Uma pena que Mataram meu Irmão tenha voado dos cinemas – na verdade, passou durante uma semana em sessão única às 17h no CineSesc. Pois num momento em que o que chega aos cinemas é uma quantidade assustadora de filmes que somem na primeira ida ao banheiro, Mataram meu irmão tem peso.
Peso este que se estabelece já desde o começo. O filme abre com uma extensa conversa de telefônica, mas só enxergamos uma tela preta. Um homem quer saber como visitar o corpo do irmão, cujos restos foram transferidos para uma vala comum. A mulher, do outro lado da linha, responde com os tiques de burocracia comum a qualquer balcão de informação.
Quando surge o primeiro plano de fato (faróis de carros visto em desfoque numa câmera subjetiva, emulando o embaralhamento do horizonte de quem narra o filme – o próprio diretor), o filme já tem peso, seja no sentido da física (força que age sobre um corpo – no caso, o do espectador, que sentirá o filme nas costas) ou como relevância, uma qualidade que justifica ser assistido.
Mataram meu Irmão poderia ser um desastre. Porque é uma história trágica. Porque o realizador, Cristiano Burlan, está imerso no desenrolar dos fatos. Porque foi filmado em períodos distintos. Felizmente, o filme se sustenta. Ainda que se possa apontar senões, as ressalvas não fazem o filme desmoronar. Ele segue firme.
Quem é Rafael, o irmão morto? Responder a essa pergunta orienta o filme. Não de forma a sufoca-lo, obriga-lo a construir um discurso totalizante e definitivo sobre Rafael. Pelo contrário. Entrevistas com família próxima, família distante, família agregada. Somam-se contradições, o que é riquíssimo: um irmão diz que ele quis ser machão, a viúva defende sua honestidade, a tia relembra como ele era carinhoso, o outro irmão diz que o problema foi se meter com um primo doido. Mataram meu Irmão é uma espécie de Rashomon documental.
Nessa apresentação de pontos de vistas distintos surge, com força, uma narrativa do que é viver numa periferia de São Paulo.
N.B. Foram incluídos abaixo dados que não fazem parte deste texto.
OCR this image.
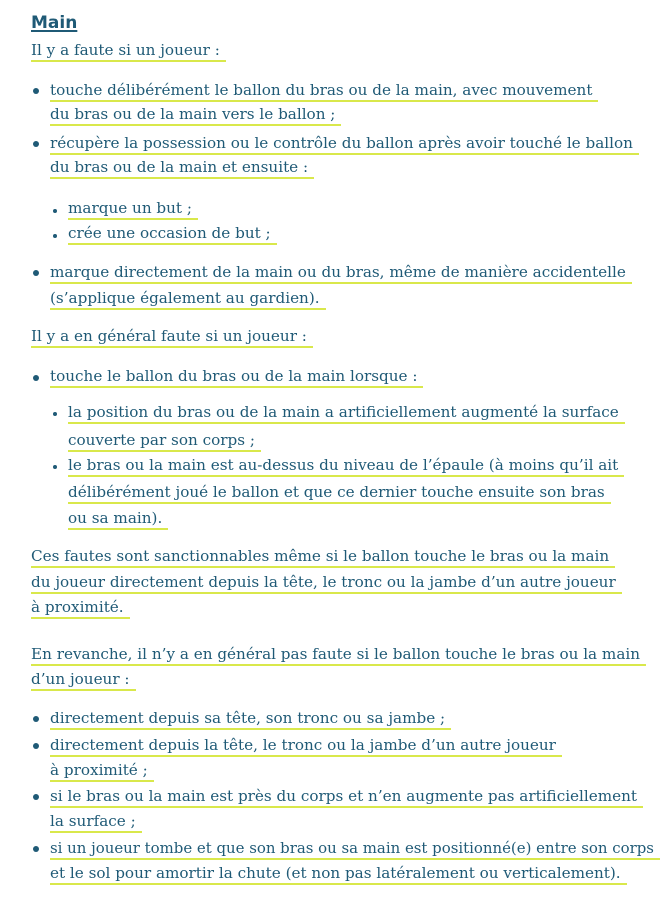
Main
Il y a faute si un joueur :
touche délibérément le ballon du bras ou de la main, avec mouvement
du bras ou de la main vers le ballon ;
récupère la possession ou le contrôle du ballon après avoir touché le ballon
du bras ou de la main et ensuite :
marque un but ;
crée une occasion de but ;
marque directement de la main ou du bras, même de manière accidentelle
(s’applique également au gardien).
Il y a en général faute si un joueur :
touche le ballon du bras ou de la main lorsque :
la position du bras ou de la main a artificiellement augmenté la surface
couverte par son corps ;
le bras ou la main est au-dessus du niveau de l’épaule (à moins qu’il ait
délibérément joué le ballon et que ce dernier touche ensuite son bras
ou sa main).
Ces fautes sont sanctionnables même si le ballon touche le bras ou la main
du joueur directement depuis la tête, le tronc ou la jambe d’un autre joueur
à proximité.
En revanche, il n’y a en général pas faute si le ballon touche le bras ou la main
d’un joueur :
directement depuis sa tête, son tronc ou sa jambe ;
directement depuis la tête, le tronc ou la jambe d’un autre joueur
à proximité ;
si le bras ou la main est près du corps et n’en augmente pas artificiellement
la surface ;
si un joueur tombe et que son bras ou sa main est positionné(e) entre son corps
et le sol pour amortir la chute (et non pas latéralement ou verticalement).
Ao negar ao espectador a obrigação do “quem-quando-como-onde-por quê”, Mataram meu irmão dá vida, carne e sangue a uma história anônima dessas que povoam diariamente um Cidade Alerta e seus equivalentes. Sensação que se intensifica na maneira que o filme está circunscrito: abre-se com a voz fria do Estado/instituição; fecha-se com as fotos frias do Estado/instituição.
Por um lado é sim possível assumir o desfecho da vida de Rafael como o desfecho de vida de muito jovem de periferia – basta olhá-los para além do recorte de jornal que ganham nuances. Por outro, não seria buscar a generalização de Mataram meu Irmão como retrato da periferia um equívoco que justamente reproduz um olhar totalizante e cego e deixa passar nuances?
Nesse relato sobre quem foi Rafael, só me recordo de uma canção de Sabotage, Zona Sul:
“Na Zona Sul, cotidiano difícil. Mantenha o proceder; quem não conter, tá fudido”.